In FIG. 5, e and f respectively indicate the initial temperature of the conductor 1 and the coating layer, that is, the temperature distribution immediately before entering the high frequency heating device 5a. Further, curve k shows the temperature distribution immediately after leaving the high-frequency heating device 5a, l shows the temperature distribution just before entering the high-frequency heating device 5b, m shows the temperature distribution immediately after leaving the high-frequency heating device 5b, and n shows the temperature distribution just before entering the cooling device 6. Furthermore, if the elapsed time for each curve is shown after the start of heating, that is, after entering the high-frequency heating device 5a, k is after 10 seconds, l is after 20 seconds, m is after 40 seconds, and n is after 70 seconds. The entire coating layer therefore reaches the crosslinking temperature (about 180° C.) in about 70 seconds, as shown by curve n. Therefore, the wire manufacturing speed was reduced to 10 c/sec.
m, the entire heating device can be constructed with a length of 7 m, which is less than a fraction of that of conventional devices. Furthermore, if the length of the device is the same as that of the conventional device, the manufacturing speed can be increased and the manufacturing cost per unit length of electric wire can be reduced. In the above embodiment, a high-frequency heating device was also used as a heating device after forming the insulating shielding layer 41, but this part may be heated by a heating device 5 that heats from the outside of the base. Since the inside of the coating layer is heated by the high-frequency heating device 5a, the heating time can be sufficiently shortened, and the entire heating device can be made shorter than the conventional device.

Although the above explanation mainly concerns the production of cross-linked polyethylene-coated wires, other polyolefins such as polypropylene may also be used, and copolymers of these polyolefins may also be used. Known compounding materials such as colorants may be appropriately added to the olefin resin as desired.
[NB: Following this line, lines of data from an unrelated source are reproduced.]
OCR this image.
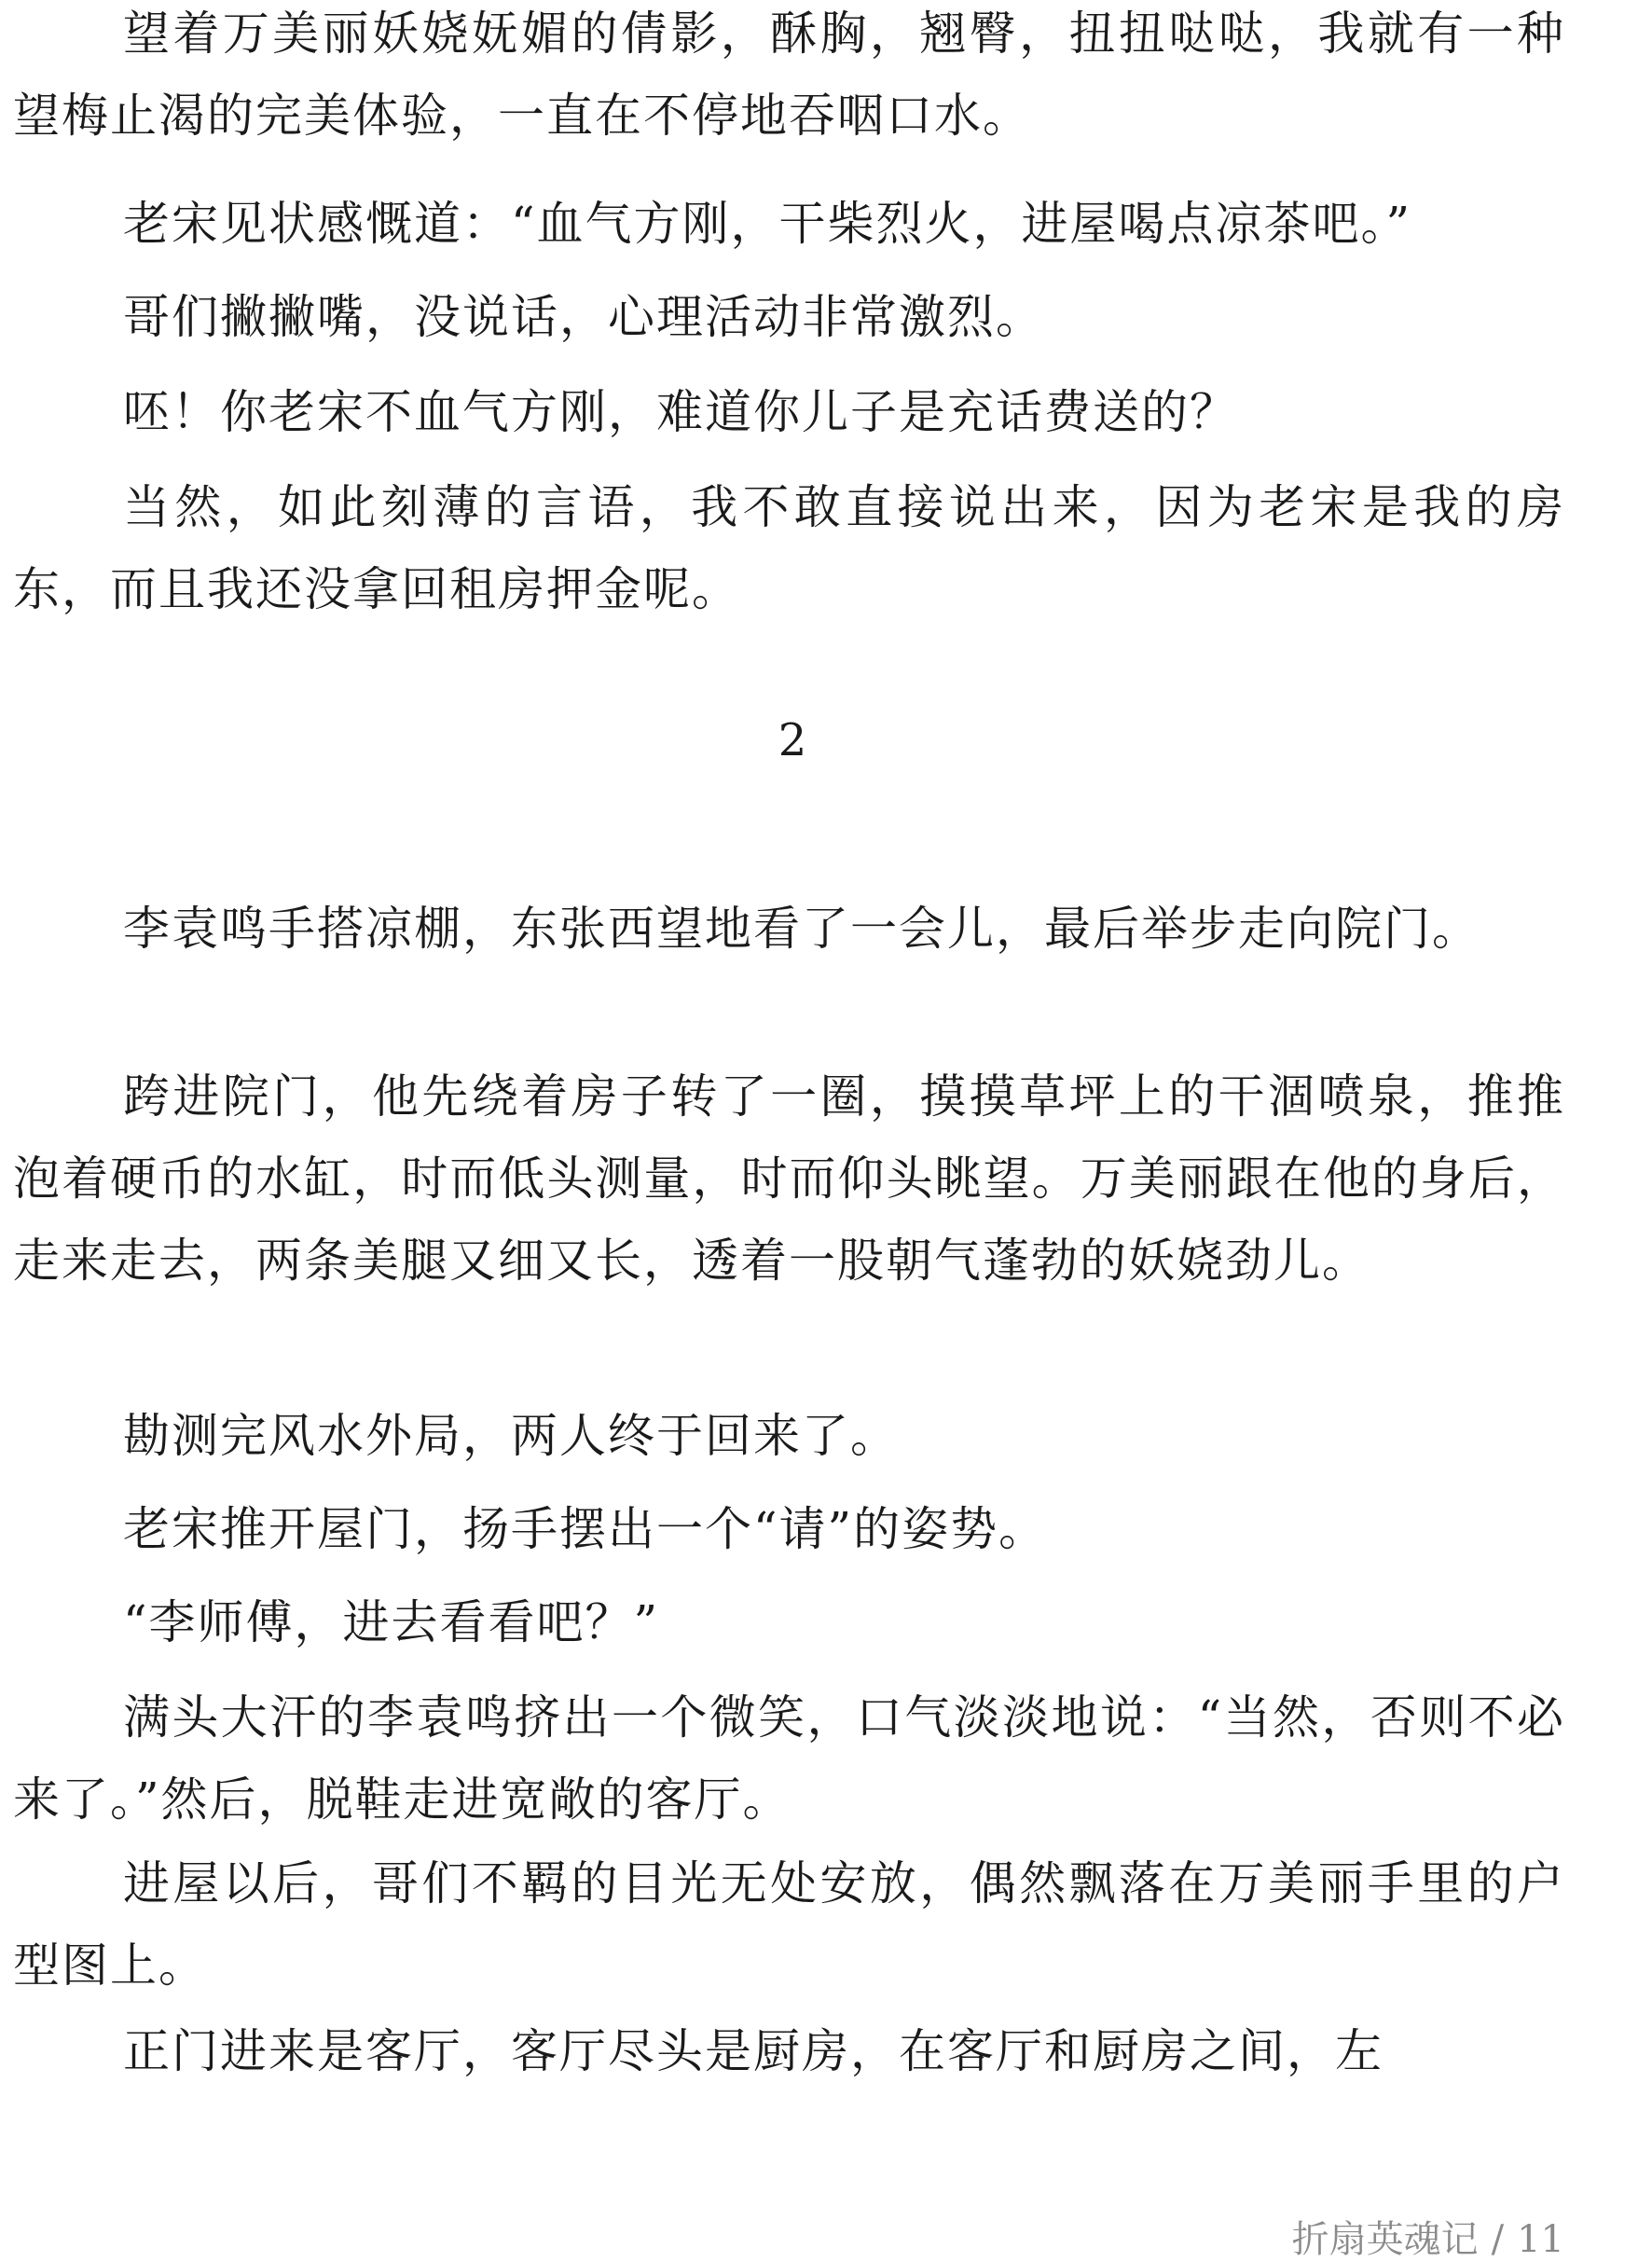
望着万美丽妖娆妩媚的倩影，酥胸，翘臀，扭扭哒哒，我就有一种望梅止渴的完美体验，一直在不停地吞咽口水。

老宋见状感慨道：“血气方刚，干柴烈火，进屋喝点凉茶吧。”

哥们撇撇嘴，没说话，心理活动非常激烈。

呸！你老宋不血气方刚，难道你儿子是充话费送的？

当然，如此刻薄的言语，我不敢直接说出来，因为老宋是我的房东，而且我还没拿回租房押金呢。

2

李袁鸣手搭凉棚，东张西望地看了一会儿，最后举步走向院门。

跨进院门，他先绕着房子转了一圈，摸摸草坪上的干涸喷泉，推推泡着硬币的水缸，时而低头测量，时而仰头眺望。万美丽跟在他的身后，走来走去，两条美腿又细又长，透着一股朝气蓬勃的妖娆劲儿。

勘测完风水外局，两人终于回来了。

老宋推开屋门，扬手摆出一个“请”的姿势。

“李师傅，进去看看吧？”

满头大汗的李袁鸣挤出一个微笑，口气淡淡地说：“当然，否则不必来了。”然后，脱鞋走进宽敞的客厅。

进屋以后，哥们不羁的目光无处安放，偶然飘落在万美丽手里的户型图上。

正门进来是客厅，客厅尽头是厨房，在客厅和厨房之间，左

折扇英魂记 / 11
As described above, according to the present invention, since the conductive shielding layer is heated by the high-frequency heating device before forming the insulating shielding layer, the crosslinking time can be significantly shortened.

In addition, when the method of the present invention is used to obtain an apparatus for manufacturing a crosslinked polyolefin-coated electric wire, the entire apparatus can be shortened, and the building housing the apparatus can also be made small, which has the effect of greatly reducing equipment costs. Alternatively, if the size of the device is the same as that of the conventional device, the manufacturing speed can be increased and the manufacturing cost per unit length of electric wire can be reduced.

[Brief explanation of the drawing]

Fig. 1 is a cross-sectional view of a polyethylene-coated electric wire, Fig. 2 is a schematic configuration diagram showing a conventional cross-linked polyethylene-coated electric wire manufacturing apparatus, Fig. 3 is an example of heating characteristics by the conventional apparatus, and Fig. 4 is a diagram of the present invention. FIG. 5, which is a schematic configuration diagram showing an apparatus for manufacturing a crosslinked polyethylene coated electric wire according to an embodiment, shows an example of heating characteristics by the apparatus of the present invention. 1... Conductor, 2, 3 and 4... Extruder, 5a, 5b... High frequency heating device, 10.
...Cross-linked polyethylene coated wire, 2]...
・Conductor shielding layer, 31...Insulating layer, 41...
...Insulating shielding layer.

Claims (1)

[Claims] 1. After providing a conductor shielding layer having semiconductivity on a conductor and an insulating layer made of uncrosslinked polyolefin so as to surround this conductor shielding layer, the conductor shielding layer is exposed to high frequency. After that, an insulating shielding layer having semiconductivity is provided so as to surround the insulating layer, and then the insulating layer is heated to at least a temperature necessary for crosslinking the polyolefin. A method for producing crosslinked polyolefin coated wire. 2. The method for producing a crosslinked polyolefin-coated electric wire according to claim 1, wherein the polyolefin is polyethylene.